One day coming soon a murder accused is going to walk out of the Magistrate’s Court in Barbados a free man having not answered to the court for his alleged criminal act. And somewhere in Barbados there will be gnashing of teeth as the family of the victim ponders on how Barbados’ judicial system could have deteriorated to such disturbing levels.
We have addressed this matter before but to no avail. Our politicians, most of whom are still in general election mode, stand weekly in Barbados’ Parliament reflecting on the deeds or misdeeds of their predecessors, seemingly unaware that their blame game has run its course and will not assist in restoring equilibrium and prosperity to Barbados. And, that there are other major issues deserving of attention.
A great shame unfolds and repeats itself weekly in Barbados and there is no sound of real fury coming from whence it should. The Commissioner of Police Mr Tyrone Griffith is saying little or nothing on the issue. The Minister of Home Affairs Mr Edmund Hinkson is saying little or nothing on the issue. The Attorney General Mr Dale Marshall has said a bit on the issue but precious little has been done, as was the case with his predecessor. The Chief Justice Sir Marston Gibson has said a bit on the issue but again precious little has been done. If the continued madness endured by magistrates, accused, victims and their families is to be used as the gauge, then precious little has been done or is being done to halt this runaway train of ineptness that is the process of commencing criminal cases.

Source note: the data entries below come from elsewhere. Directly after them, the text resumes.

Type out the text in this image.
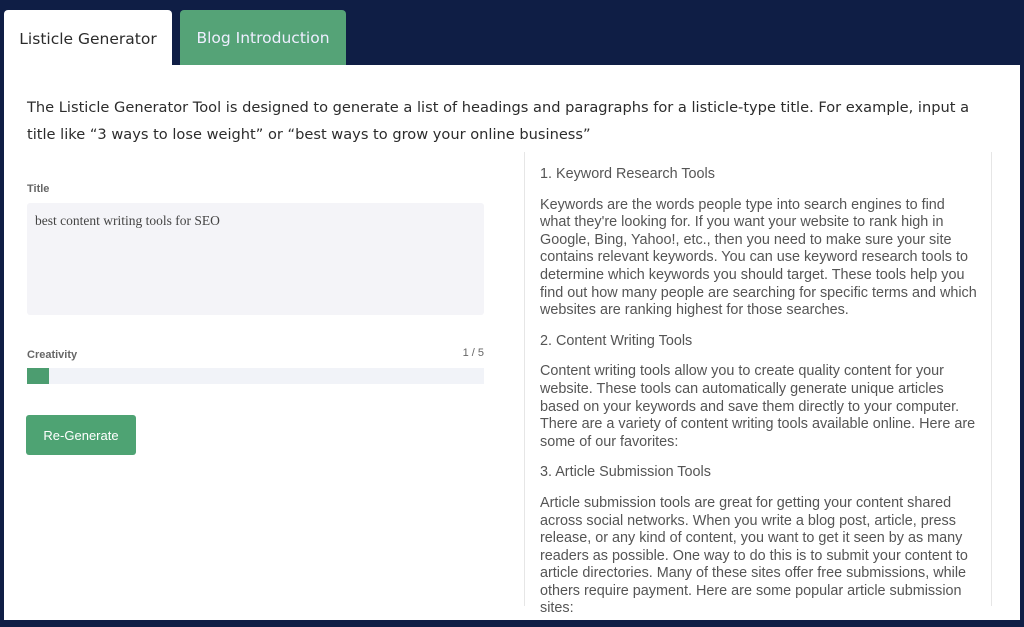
Listicle Generator	Blog Introduction
The Listicle Generator Tool is designed to generate a list of headings and paragraphs for a listicle-type title. For example, input a title like “3 ways to lose weight” or “best ways to grow your online business”
Title
best content writing tools for SEO
Creativity	1 / 5
Re-Generate

1. Keyword Research Tools

Keywords are the words people type into search engines to find what they're looking for. If you want your website to rank high in Google, Bing, Yahoo!, etc., then you need to make sure your site contains relevant keywords. You can use keyword research tools to determine which keywords you should target. These tools help you find out how many people are searching for specific terms and which websites are ranking highest for those searches.

2. Content Writing Tools

Content writing tools allow you to create quality content for your website. These tools can automatically generate unique articles based on your keywords and save them directly to your computer. There are a variety of content writing tools available online. Here are some of our favorites:

3. Article Submission Tools

Article submission tools are great for getting your content shared across social networks. When you write a blog post, article, press release, or any kind of content, you want to get it seen by as many readers as possible. One way to do this is to submit your content to article directories. Many of these sites offer free submissions, while others require payment. Here are some popular article submission sites:
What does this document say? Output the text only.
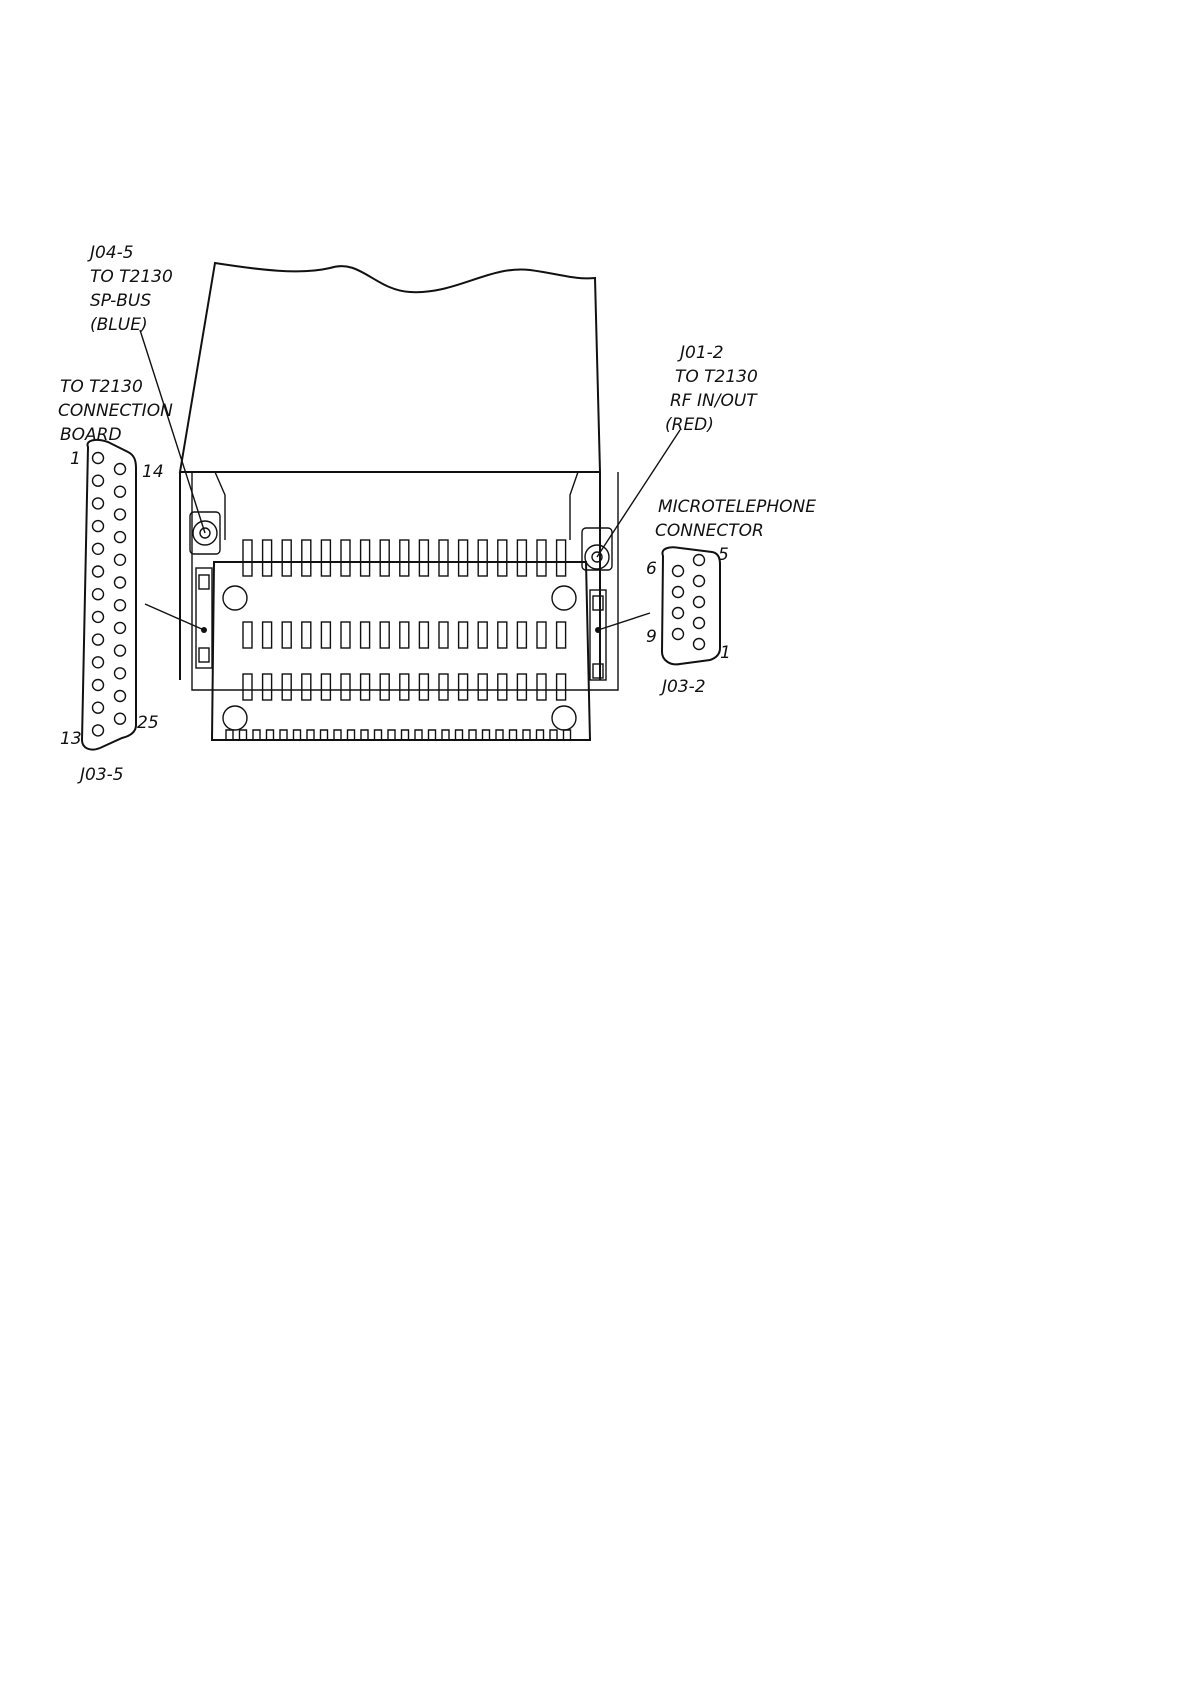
J04-5 TO T2130 SP-BUS (BLUE)
J01-2 TO T2130 RF IN/OUT (RED)
TO T2130 CONNECTION BOARD
MICROTELEPHONE CONNECTOR
J03-5
J03-2
1
14
13
25
6
5
9
1
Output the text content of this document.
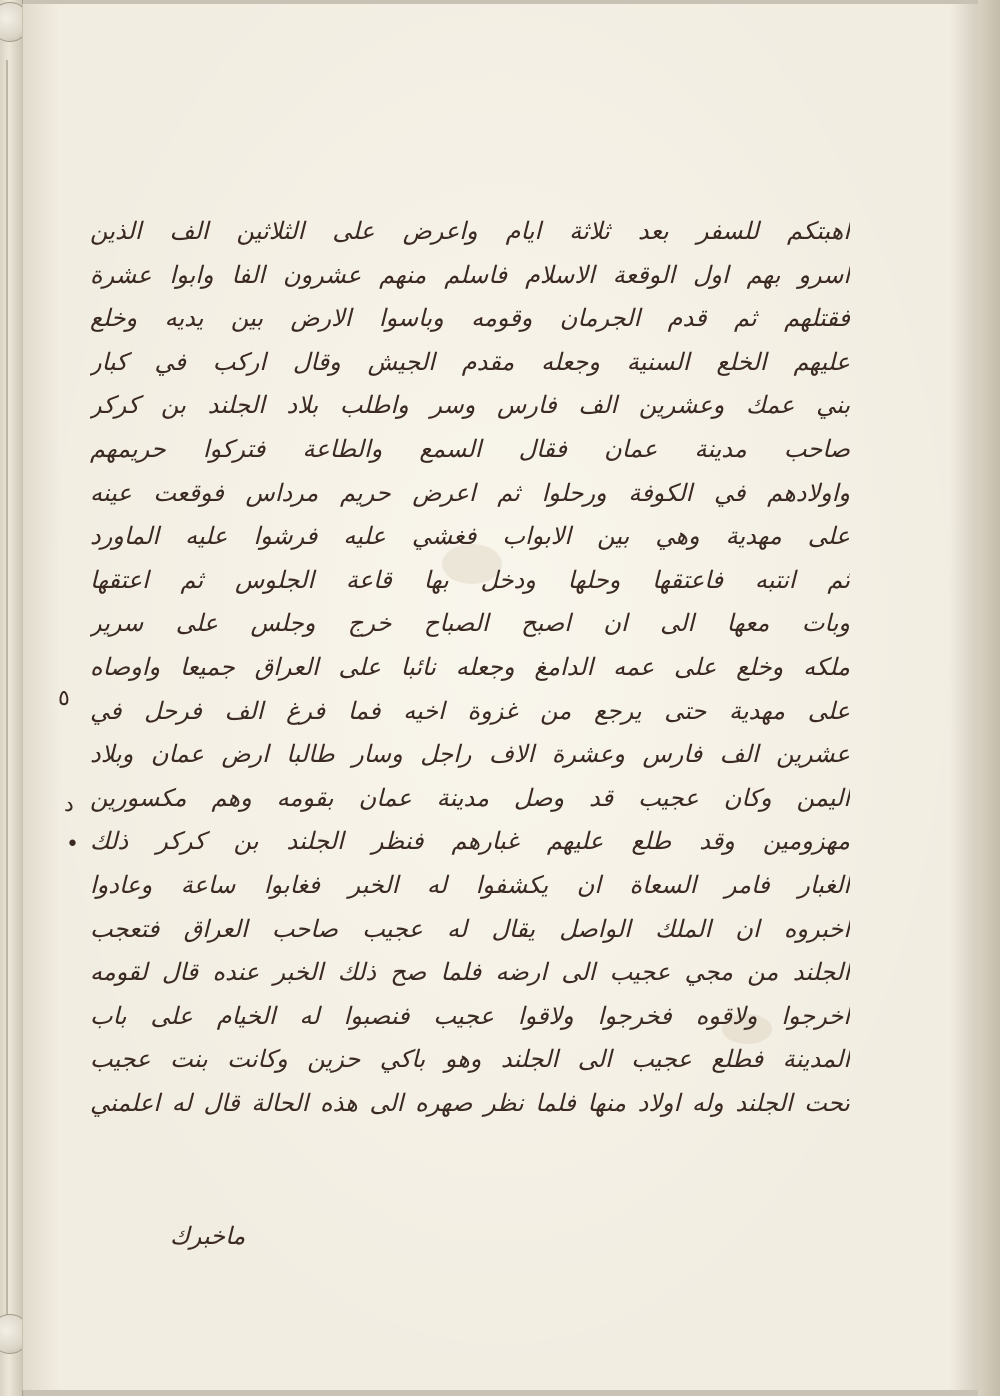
اهبتكم للسفر بعد ثلاثة ايام واعرض على الثلاثين الف الذين
اسرو بهم اول الوقعة الاسلام فاسلم منهم عشرون الفا وابوا عشرة
فقتلهم ثم قدم الجرمان وقومه وباسوا الارض بين يديه وخلع
عليهم الخلع السنية وجعله مقدم الجيش وقال اركب في كبار
بني عمك وعشرين الف فارس وسر واطلب بلاد الجلند بن كركر
صاحب مدينة عمان فقال السمع والطاعة فتركوا حريمهم
واولادهم في الكوفة ورحلوا ثم اعرض حريم مرداس فوقعت عينه
على مهدية وهي بين الابواب فغشي عليه فرشوا عليه الماورد
ثم انتبه فاعتقها وحلها ودخل بها قاعة الجلوس ثم اعتقها
وبات معها الى ان اصبح الصباح خرج وجلس على سرير
ملكه وخلع على عمه الدامغ وجعله نائبا على العراق جميعا واوصاه
على مهدية حتى يرجع من غزوة اخيه فما فرغ الف فرحل في
عشرين الف فارس وعشرة الاف راجل وسار طالبا ارض عمان وبلاد
اليمن وكان عجيب قد وصل مدينة عمان بقومه وهم مكسورين
مهزومين وقد طلع عليهم غبارهم فنظر الجلند بن كركر ذلك
الغبار فامر السعاة ان يكشفوا له الخبر فغابوا ساعة وعادوا
اخبروه ان الملك الواصل يقال له عجيب صاحب العراق فتعجب
الجلند من مجي عجيب الى ارضه فلما صح ذلك الخبر عنده قال لقومه
اخرجوا ولاقوه فخرجوا ولاقوا عجيب فنصبوا له الخيام على باب
المدينة فطلع عجيب الى الجلند وهو باكي حزين وكانت بنت عجيب
تحت الجلند وله اولاد منها فلما نظر صهره الى هذه الحالة قال له اعلمني
٥
د
•
ماخبرك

Perhaps, the only way that a fire will finally be lit under those responsible is if some brave magistrate has the courage to dismiss a murder case for lack of prosecution and be prepared to confront the firestorm that will follow from the public. Of course, the usual lame practice of the state re-lodging the case will follow but such is the inefficiencies in the judicial system that the list of missing or unprepared files is reportedly so extensive that re-lodging cases might become the rule and not the exception.
Today at the Magistrate’s Court we saw the disgraceful scenario of a murder accused being on remand for almost five years and the prosecution could not start the case because as usual there was no documentation to do so. Correctly, the accused asked for the matter to be dismissed. After all, he had been on remand for a period equivalent to one thousand, six hundred and seventy-four days without a shred of evidence brought from police witnesses, civilian witnesses, pathologist, or others. We challenge Commissioner Griffith to indicate to the general public which and how many police officers have been disciplined or dismissed for neglecting the duty of producing these case files to the court. We challenge Minister Hinkson to indicate to the general public the number of serious criminal matters that have been dismissed over the past five years without trial because of the absence of case files. We challenge Attorney General Marshall to crusade against this national blot with the same verve that he promises to root out corruption. Among the definitions of corruption are dishonesty, misconduct and unscrupulousness. If there are persons accepting a monthly salary to – among other things – facilitate the preparation of files for the court in a timely manner and they are not working for the money they readily accept, isn’t this misconduct, dishonesty and unscrupulousness?
And lest some of those who man the controls of our judicial system forget, Section 13, Subsection (3) of Barbados’ Constitution speaks in clear terms that if any person arrested or detained upon reasonable suspicion of his having committed or being about to commit a criminal offence is not tried within a reasonable time, then, without prejudice to any further proceedings which may be brought against him, he shall be released either unconditionally or upon reasonable conditions, including in particular such conditions as are reasonably necessary to ensure that he appears at a later date for trial or for proceedings preliminary to trial. Perhaps it is time someone pays this situation a bit more than lip service.
But the problem is seemingly systemic and endemic. If case files are not reaching the court for matters to be heard, it might be a case of those responsible not knowing what to do to get them to court. Could this be a situation of a promotional system based not on merit and abilities that has seen persons rise to high office in the Royal Barbados Police Force but not having the capacity and capability to supervise the preparation of files for the court? The problem does not relate to technology, it seems, but more one of human inefficiency.
And while this scenario plays out every week, not only are the rights of accused trampled upon, but their alleged victims and families walk away from Coleridge Street and Whitepark Road convinced that there is no justice in Barbados and that the next time, they will take the law into their own hands. It would be a massive irony if the agencies responsible for the efficient running of our judicial processes are those partially at fault for some of the increasing anarchy we are witnessing on our streets.